Stents are frequently used to enlarge, dilate, or maintain the patency of narrowed body lumens. Non-expandable stents are typically made from plastics and contain a lumen extending throughout.
Implantation of biliary stent structures provides treatment for various conditions, such as obstructive jaundice. Biliary stenting treatment approaches can be used to provide short-term treatment of conditions such as biliary fistulae or giant common duct stones. Biliary stents may be implanted to treat chronic conditions such as postoperative biliary stricture, primary sclerosing cholangitis and chronic pancreatitis.
A biliary stent can be made in the form of a polymer tube that can be advanced on a delivery catheter through an endoscope and into the bile duct where it is deployed. The tubular stent is selected to be sufficiently strong to resist collapse to maintain an open lumen through which digestive liquids can flow into the digestive tract. Among the desirable features of such a stent is that it be longitudinally flexible to be advanced along a path that may include sharp bends. The stent also should maintain its intended position within the bile duct without migrating from that position.
As bodily fluid travels through the lumen of the stent, cumulative matter within the bodily fluid adheres to the inner surface of the stent. Cumulative matter is material traversing the stent that if undisturbed, would otherwise accumulate on the passageway surfaces to reduce the diameter of the flow path and could eventually clog the stent. Cumulative matter includes, but is not limited to biofilm, bacterial growth, and sludge deposition. Thus, cumulative matter can prevent further bodily fluid from passing therethrough. A biliary stent can become occluded within a bile duct, as cumulative material, such as an encrustation of amorphous biological material and bacteria (“sludge”), accumulates on the surface of the stent gradually obstructing the lumen of the stent. Biliary sludge is an amorphous substance often containing crystals of calcium bilirubinate and calcium palimitate, along with significant quantities of various proteins and bacteria. Sludge can deposit rapidly upon implantation in the presence of bacteria. For example, bacteria can adhere to plastic stent surfaces through pili or through production of a mucopolysaccharide coating. Bacterial adhesion to the surface of a stent lumen surface can lead to occlusion of the stent lumen as the bacteria multiply within a glycocalyx matrix of the sludge to form a biofilm over the sludge within the lumen of an implanted drainage stent. The biofilm can provide a physical barrier protecting encased bacteria from antibiotics. With time, an implanted biliary stent lumen can become blocked, thereby restricting or blocking bile flow through the biliary stent. As a result, a patient can develop symptoms of recurrent biliary obstruction due to restricted or blocked bile flow through an implanted biliary stent, which can be complicated by cholangitis and sepsis.

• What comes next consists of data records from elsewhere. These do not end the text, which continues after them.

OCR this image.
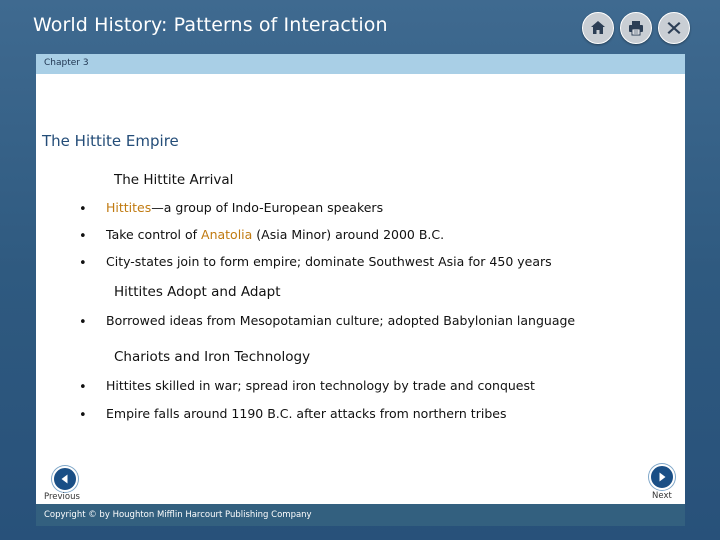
World History: Patterns of Interaction
Chapter 3
The Hittite Empire
The Hittite Arrival
• Hittites—a group of Indo-European speakers
• Take control of Anatolia (Asia Minor) around 2000 B.C.
• City-states join to form empire; dominate Southwest Asia for 450 years
Hittites Adopt and Adapt
• Borrowed ideas from Mesopotamian culture; adopted Babylonian language
Chariots and Iron Technology
• Hittites skilled in war; spread iron technology by trade and conquest
• Empire falls around 1190 B.C. after attacks from northern tribes
Previous	Next
Copyright © by Houghton Mifflin Harcourt Publishing Company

Often, such conditions are treated by antibiotics and/or endoscopic replacement of an obstructed biliary stent. Typically, biliary stents need replacing every three months. Replacement procedures cause medical risk and financial strain to the patient.
There exists a need in the art for an implantable medical device that prevents or reduces the biofilm and sludge deposition process inside the lumen of implantable drainage stents, such as biliary stents. There is a need for a non-expandable stent that resists clogging, for example by mechanical means.